I didn’t get to where I am in life by indecision. Priorities have always come easily to me. That’s it, and I was off to the bar. See, I could always take my drink into the women’s room, but you can’t order a drink from a toilet seat. At least not yet in today’s world. Besides, bartenders know everything, and I asked where to find a restroom without a long line. Upstairs. Not only that, but there are more restrooms in the building next door. Future reference.
There couldn’t be two more opposite ends of the rainbow than Brian Wilson behind the piano, looking like he’s consumed by dark, depressing melancholy thoughts and Blondie Chaplin doing his one-man-talent show. Like Chaplin has been locked up with the Rolling Stones in a very small cage for years and just recently released alone into civilization. He was a showy peacock on meth, a shiny shooter marble amidst fellow cat eyes. I wondered if he had not performed with the Beach Boys in the 1970s whether he would be on stage with the band now.
The second part of the show, and yes, I made it back to my seat prior to its commencement, was the reason for this Brian Wilson Pet Sounds Tour Review as the band performed the 50th anniversary of Pet Sounds in its entirety. The sadness, the longing, the excited thrills of all-consuming love, our silly fantasies that seemed so real and important and raw, it was all there. Still poignant. Meaningful. An album that wasn’t just one of the best rock albums of all time but a huge influence on other musicians and the world of music as we know it today. It’s not just nostalgia.

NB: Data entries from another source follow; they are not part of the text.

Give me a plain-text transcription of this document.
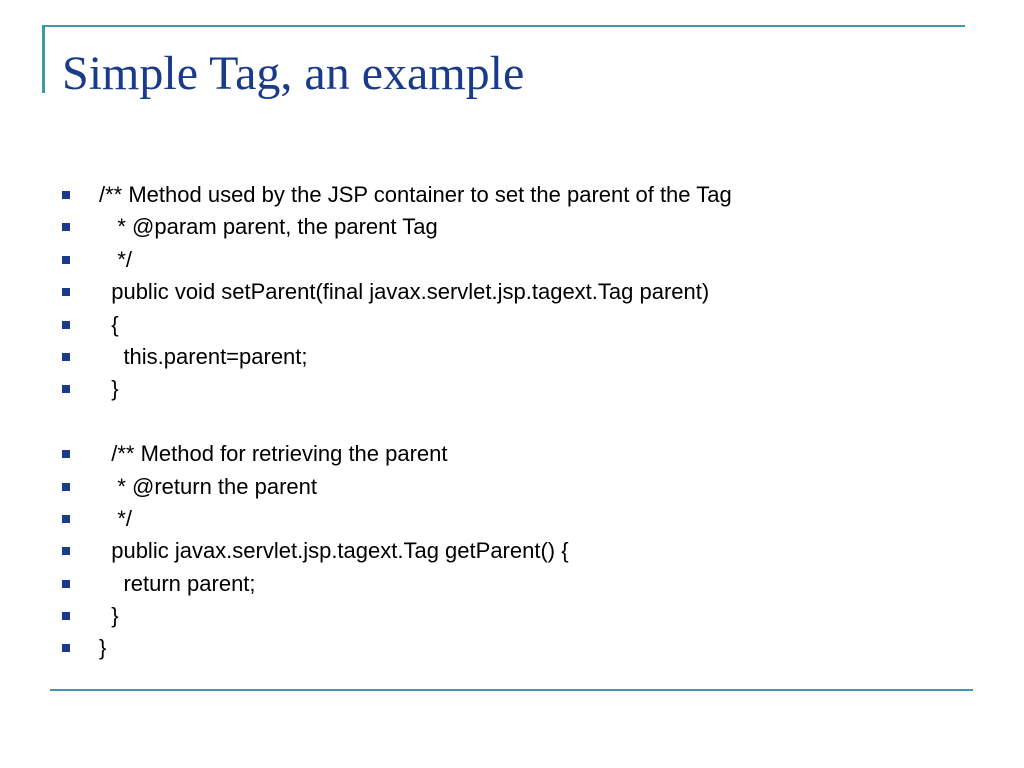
Simple Tag, an example
/** Method used by the JSP container to set the parent of the Tag
* @param parent, the parent Tag
*/
public void setParent(final javax.servlet.jsp.tagext.Tag parent)
{
this.parent=parent;
}
/** Method for retrieving the parent
* @return the parent
*/
public javax.servlet.jsp.tagext.Tag getParent() {
return parent;
}
}
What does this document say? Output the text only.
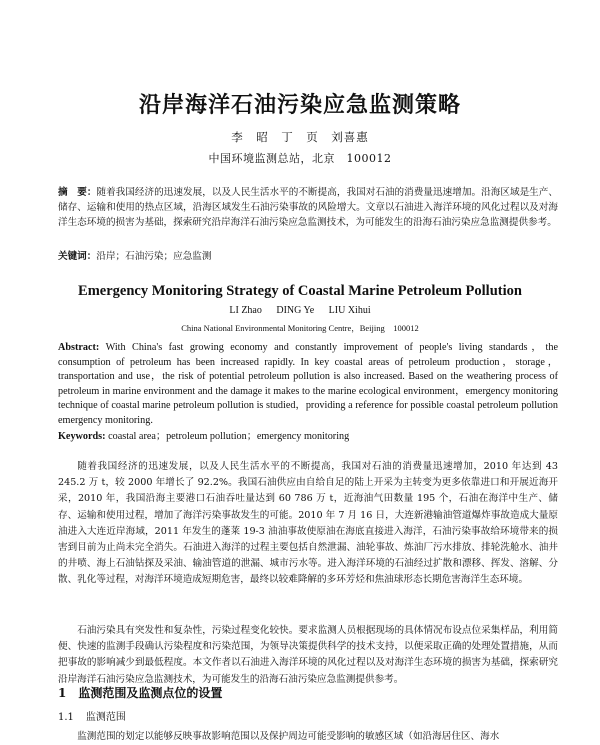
沿岸海洋石油污染应急监测策略
李　昭　丁　页　刘喜惠
中国环境监测总站，北京　100012
摘　要：随着我国经济的迅速发展，以及人民生活水平的不断提高，我国对石油的消费量迅速增加。沿海区域是生产、储存、运输和使用的热点区域，沿海区域发生石油污染事故的风险增大。文章以石油进入海洋环境的风化过程以及对海洋生态环境的损害为基础，探索研究沿岸海洋石油污染应急监测技术，为可能发生的沿海石油污染应急监测提供参考。
关键词：沿岸；石油污染；应急监测
Emergency Monitoring Strategy of Coastal Marine Petroleum Pollution
LI Zhao DING Ye LIU Xihui
China National Environmental Monitoring Centre，Beijing　100012
Abstract: With China's fast growing economy and constantly improvement of people's living standards，the consumption of petroleum has been increased rapidly. In key coastal areas of petroleum production，storage，transportation and use，the risk of potential petroleum pollution is also increased. Based on the weathering process of petroleum in marine environment and the damage it makes to the marine ecological environment，emergency monitoring technique of coastal marine petroleum pollution is studied，providing a reference for possible coastal petroleum pollution emergency monitoring.
Keywords: coastal area；petroleum pollution；emergency monitoring
随着我国经济的迅速发展，以及人民生活水平的不断提高，我国对石油的消费量迅速增加，2010 年达到 43 245.2 万 t，较 2000 年增长了 92.2%。我国石油供应由自给自足的陆上开采为主转变为更多依靠进口和开展近海开采，2010 年，我国沿海主要港口石油吞吐量达到 60 786 万 t，近海油气田数量 195 个，石油在海洋中生产、储存、运输和使用过程，增加了海洋污染事故发生的可能。2010 年 7 月 16 日，大连新港输油管道爆炸事故造成大量原油进入大连近岸海域，2011 年发生的蓬莱 19-3 油油事故使原油在海底直接进入海洋，石油污染事故给环境带来的损害到目前为止尚未完全消失。石油进入海洋的过程主要包括自然泄漏、油轮事故、炼油厂污水排放、排轮洗舱水、油井的井喷、海上石油钻探及采油、输油管道的泄漏、城市污水等。进入海洋环境的石油经过扩散和漂移、挥发、溶解、分散、乳化等过程，对海洋环境造成短期危害，最终以较难降解的多环芳烃和焦油球形态长期危害海洋生态环境。
石油污染具有突发性和复杂性，污染过程变化较快。要求监测人员根据现场的具体情况布设点位采集样品，利用简便、快速的监测手段确认污染程度和污染范围，为领导决策提供科学的技术支持，以便采取正确的处理处置措施，从而把事故的影响减少到最低程度。本文作者以石油进入海洋环境的风化过程以及对海洋生态环境的损害为基础，探索研究沿岸海洋石油污染应急监测技术，为可能发生的沿海石油污染应急监测提供参考。
1　监测范围及监测点位的设置
1.1 监测范围
监测范围的划定以能够反映事故影响范围以及保护周边可能受影响的敏感区域（如沿海居住区、海水
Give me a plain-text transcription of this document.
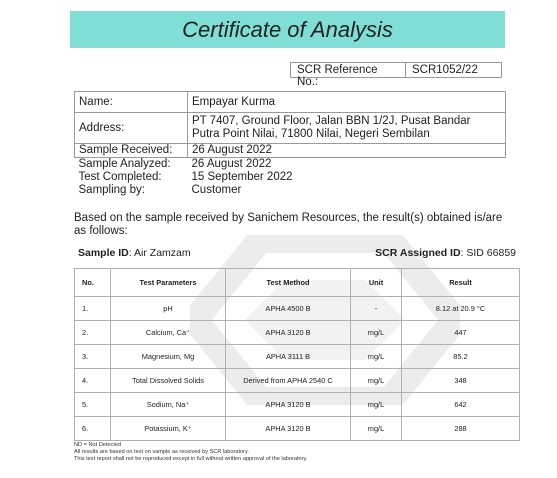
Certificate of Analysis
SCR Reference No.:
SCR1052/22
Name:	Empayar Kurma
Address:	PT 7407, Ground Floor, Jalan BBN 1/2J, Pusat Bandar Putra Point Nilai, 71800 Nilai, Negeri Sembilan
Sample Received:	26 August 2022
Sample Analyzed:	26 August 2022
Test Completed:	15 September 2022
Sampling by:	Customer
Based on the sample received by Sanichem Resources, the result(s) obtained is/are as follows:
Sample ID: Air Zamzam	SCR Assigned ID: SID 66859
No.	Test Parameters	Test Method	Unit	Result
1.	pH	APHA 4500 B	-	8.12 at 20.9 °C
2.	Calcium, Ca⁺	APHA 3120 B	mg/L	447
3.	Magnesium, Mg	APHA 3111 B	mg/L	85.2
4.	Total Dissolved Solids	Derived from APHA 2540 C	mg/L	348
5.	Sodium, Na⁺	APHA 3120 B	mg/L	642
6.	Potassium, K⁺	APHA 3120 B	mg/L	288
ND = Not Detected
All results are based on test on sample as received by SCR laboratory.
This test report shall not be reproduced except in full without written approval of the laboratory.
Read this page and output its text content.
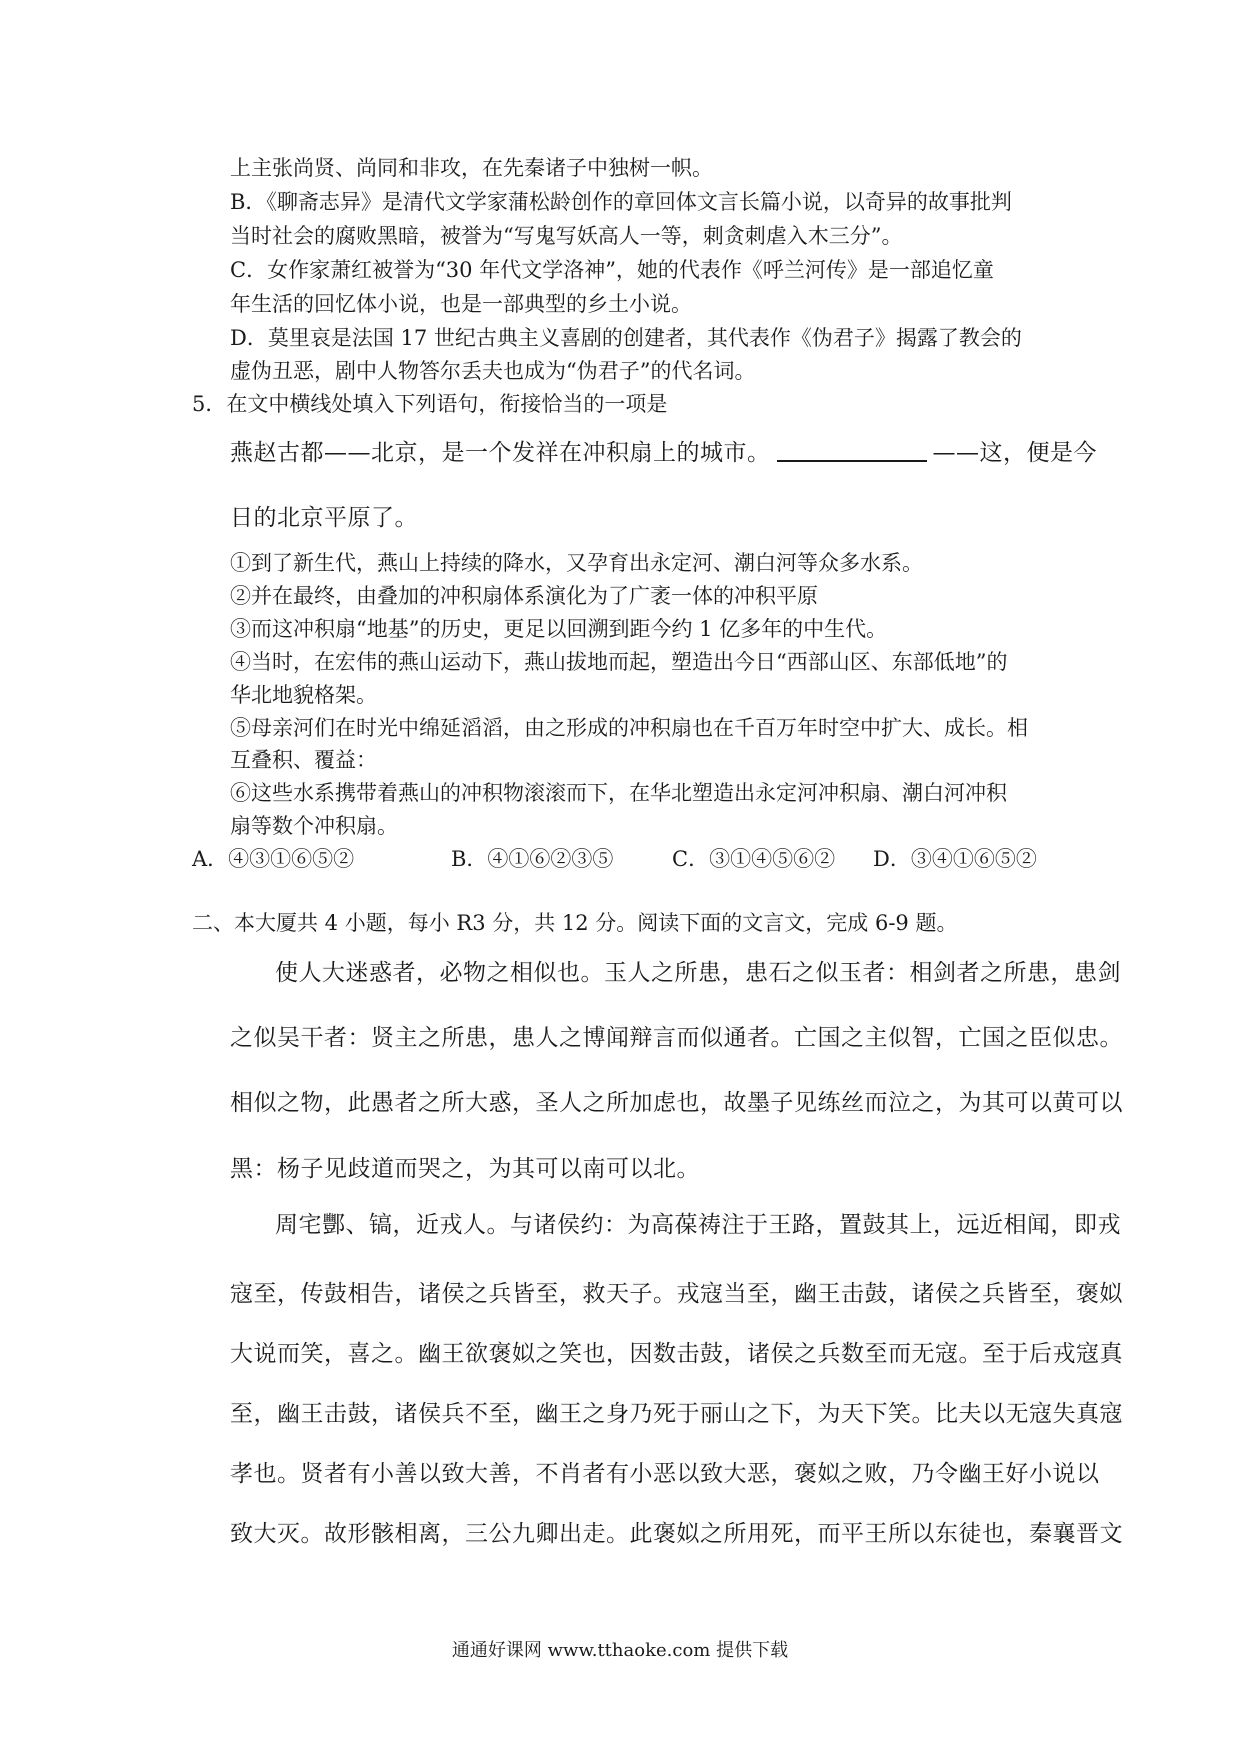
上主张尚贤、尚同和非攻，在先秦诸子中独树一帜。
B．《聊斋志异》是清代文学家蒲松龄创作的章回体文言长篇小说，以奇异的故事批判
当时社会的腐败黑暗，被誉为“写鬼写妖高人一等，刺贪刺虐入木三分”。
C．女作家萧红被誉为“30 年代文学洛神”，她的代表作《呼兰河传》是一部追忆童
年生活的回忆体小说，也是一部典型的乡土小说。
D．莫里哀是法国 17 世纪古典主义喜剧的创建者，其代表作《伪君子》揭露了教会的
虚伪丑恶，剧中人物答尔丢夫也成为“伪君子”的代名词。
5．在文中横线处填入下列语句，衔接恰当的一项是
燕赵古都——北京，是一个发祥在冲积扇上的城市。	——这，便是今
日的北京平原了。
①到了新生代，燕山上持续的降水，又孕育出永定河、潮白河等众多水系。
②并在最终，由叠加的冲积扇体系演化为了广袤一体的冲积平原
③而这冲积扇“地基”的历史，更足以回溯到距今约 1 亿多年的中生代。
④当时，在宏伟的燕山运动下，燕山拔地而起，塑造出今日“西部山区、东部低地”的
华北地貌格架。
⑤母亲河们在时光中绵延滔滔，由之形成的冲积扇也在千百万年时空中扩大、成长。相
互叠积、覆益：
⑥这些水系携带着燕山的冲积物滚滚而下，在华北塑造出永定河冲积扇、潮白河冲积
扇等数个冲积扇。
A．④③①⑥⑤②	B．④①⑥②③⑤	C．③①④⑤⑥② D．③④①⑥⑤②
二、本大厦共 4 小题，每小 R3 分，共 12 分。阅读下面的文言文，完成 6-9 题。
使人大迷惑者，必物之相似也。玉人之所患，患石之似玉者：相剑者之所患，患剑
之似吴干者：贤主之所患，患人之博闻辩言而似通者。亡国之主似智，亡国之臣似忠。
相似之物，此愚者之所大惑，圣人之所加虑也，故墨子见练丝而泣之，为其可以黄可以
黑：杨子见歧道而哭之，为其可以南可以北。
周宅酆、镐，近戎人。与诸侯约：为高葆祷注于王路，置鼓其上，远近相闻，即戎
寇至，传鼓相告，诸侯之兵皆至，救天子。戎寇当至，幽王击鼓，诸侯之兵皆至，褒姒
大说而笑，喜之。幽王欲褒姒之笑也，因数击鼓，诸侯之兵数至而无寇。至于后戎寇真
至，幽王击鼓，诸侯兵不至，幽王之身乃死于丽山之下，为天下笑。比夫以无寇失真寇
孝也。贤者有小善以致大善，不肖者有小恶以致大恶，褒姒之败，乃令幽王好小说以
致大灭。故形骸相离，三公九卿出走。此褒姒之所用死，而平王所以东徒也，秦襄晋文
通通好课网 www.tthaoke.com 提供下载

As long as I didn’t think about Brian Wilson reading the teleprompter and every so often asking the audience in a dead-zone zombie tone to “please sit down,” I was OK. Every 74-year-old icon is not as high energy as say, Paul McCartney at Golden 1 Center earlier this month, or even Mark Lindsay, whom I personally witnessed fold himself in two standing up during the Happy Together Tour a few years back. Some 74-year-olds are lucky to be alive and still doing what they love.
I was more than OK, especially dancing to Help me, Rhonda. Bar-bar-bar-Bar-Barbara Ann, Surfin’ USA, Fun Fun Fun, and then, well, Love and Mercy rounded it out and ended the show. Brian Wilson seems to be doing the best that he can, and his best was actually good enough for this fan. It was a marvelous show.
I am also hopeful that this week the Sacramento City Council will approve the $200 million proposed expansion and remodeling plans for the Sacramento Community Center and the Sacramento Convention Center. Let’s return the end of K Street mall to its glory and become part of the resurgence and energy happening in Sacramento today.